La chef Theresa Spence de la première nation d’Attawapiskat participe à l’accueil des marcheurs
Omushkegowuk à Ottawa, aux côtés de Rex Knapaysweet le chef de la première nation de Fort Albany (au centre).

« Les chefs de la nation Nishnawe Aski ont refusé de participer au processus de consultation car ils jugeaient que la consultation ne se faisait pas de bonne foi, qu'elle ne mènerait pas au consentement préalable, libre et éclairé des Premières Nations. Nous sommes les Omushkegowuk provenant des diverses communautés de la Baie James. Nous sommes les Anishinabe vivant partout au Canada et partout dans le monde sur la mère Terre. Il est grand temps d'honorer les traités ! Nous savons quels sont les problèmes touchant aux autochtones — le manque d'infrastructure, les logements insalubres, les jeunes femmes et filles disparues ou assassinées — la liste est longue ! Nous voulons résoudre ces problèmes tout en vivant en harmonie dans une relation de nation à nation. »

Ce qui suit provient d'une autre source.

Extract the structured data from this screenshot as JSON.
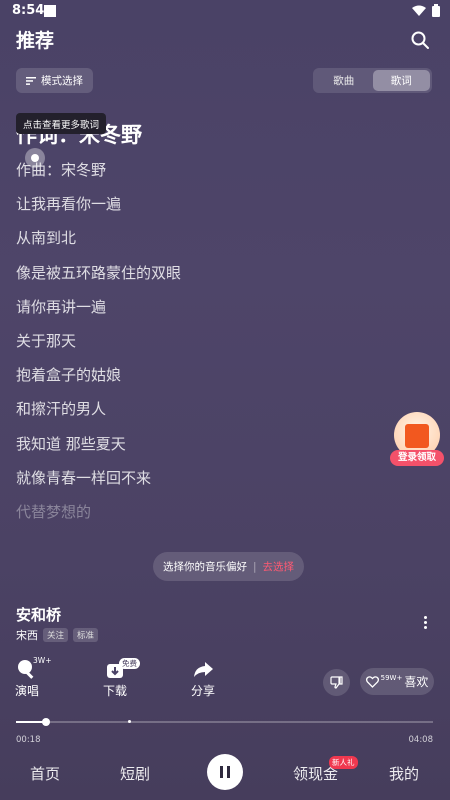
{
  "status_bar": {
    "time": "8:54"
  },
  "header": {
    "title": "推荐"
  },
  "mode_select": {
    "label": "模式选择"
  },
  "segmented": {
    "items": [
      {
        "label": "歌曲"
      },
      {
        "label": "歌词"
      }
    ],
    "active": "歌词"
  },
  "tooltip": {
    "text": "点击查看更多歌词"
  },
  "lyrics": {
    "current": "作词：宋冬野",
    "lines": [
      "作曲：宋冬野",
      "让我再看你一遍",
      "从南到北",
      "像是被五环路蒙住的双眼",
      "请你再讲一遍",
      "关于那天",
      "抱着盒子的姑娘",
      "和擦汗的男人",
      "我知道 那些夏天",
      "就像青春一样回不来",
      "代替梦想的"
    ]
  },
  "gift": {
    "label": "登录领取"
  },
  "preferences": {
    "text": "选择你的音乐偏好",
    "separator": "|",
    "action": "去选择"
  },
  "song": {
    "title": "安和桥",
    "artist": "宋西",
    "follow_tag": "关注",
    "quality_tag": "标准"
  },
  "actions": {
    "sing": {
      "label": "演唱",
      "count": "3W+"
    },
    "download": {
      "label": "下载",
      "badge": "免费"
    },
    "share": {
      "label": "分享"
    },
    "like": {
      "label": "喜欢",
      "count": "59W+"
    }
  },
  "player": {
    "current_time": "00:18",
    "total_time": "04:08",
    "progress": 0.0726,
    "marker_position": 0.2684
  },
  "tabbar": {
    "tabs": [
      {
        "label": "首页"
      },
      {
        "label": "短剧"
      },
      {
        "label": "领现金"
      },
      {
        "label": "我的"
      }
    ],
    "cash_badge": "新人礼"
  },
  "colors": {
    "accent": "#ff5a73",
    "badge": "#f0384f",
    "background": "#4b4264"
  },
  "icons": [
    "search-icon",
    "list-icon",
    "microphone-icon",
    "download-icon",
    "share-icon",
    "thumbs-down-icon",
    "heart-icon",
    "more-vertical-icon",
    "pause-icon",
    "gift-icon"
  ]
}
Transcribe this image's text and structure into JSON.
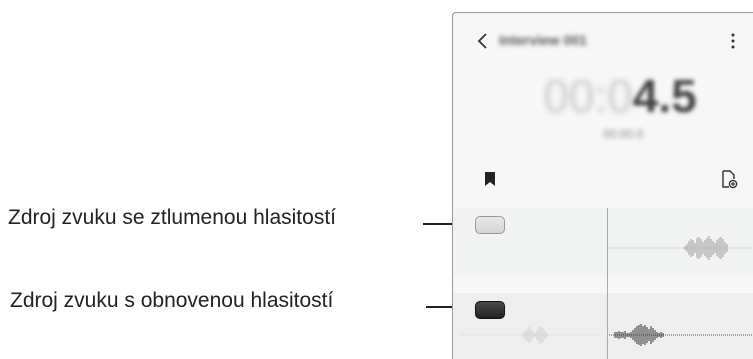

Plusieurs autres orateurs se sont adressés à la foule, présentant qui ils sont et leur fierté de cette marche historique. Ils provenaient des Premières Nations d'Attawapiskat, Moose Cree et de Fort Albany. Ils ont exprimé l'importance pour les peuples des Premières Nations, des plus jeunes aux aînés, d'affirmer leur droit d'être.

Suite aux discours, des chanteurs ont interprété un chant en l'honneur des femmes au son des tambours.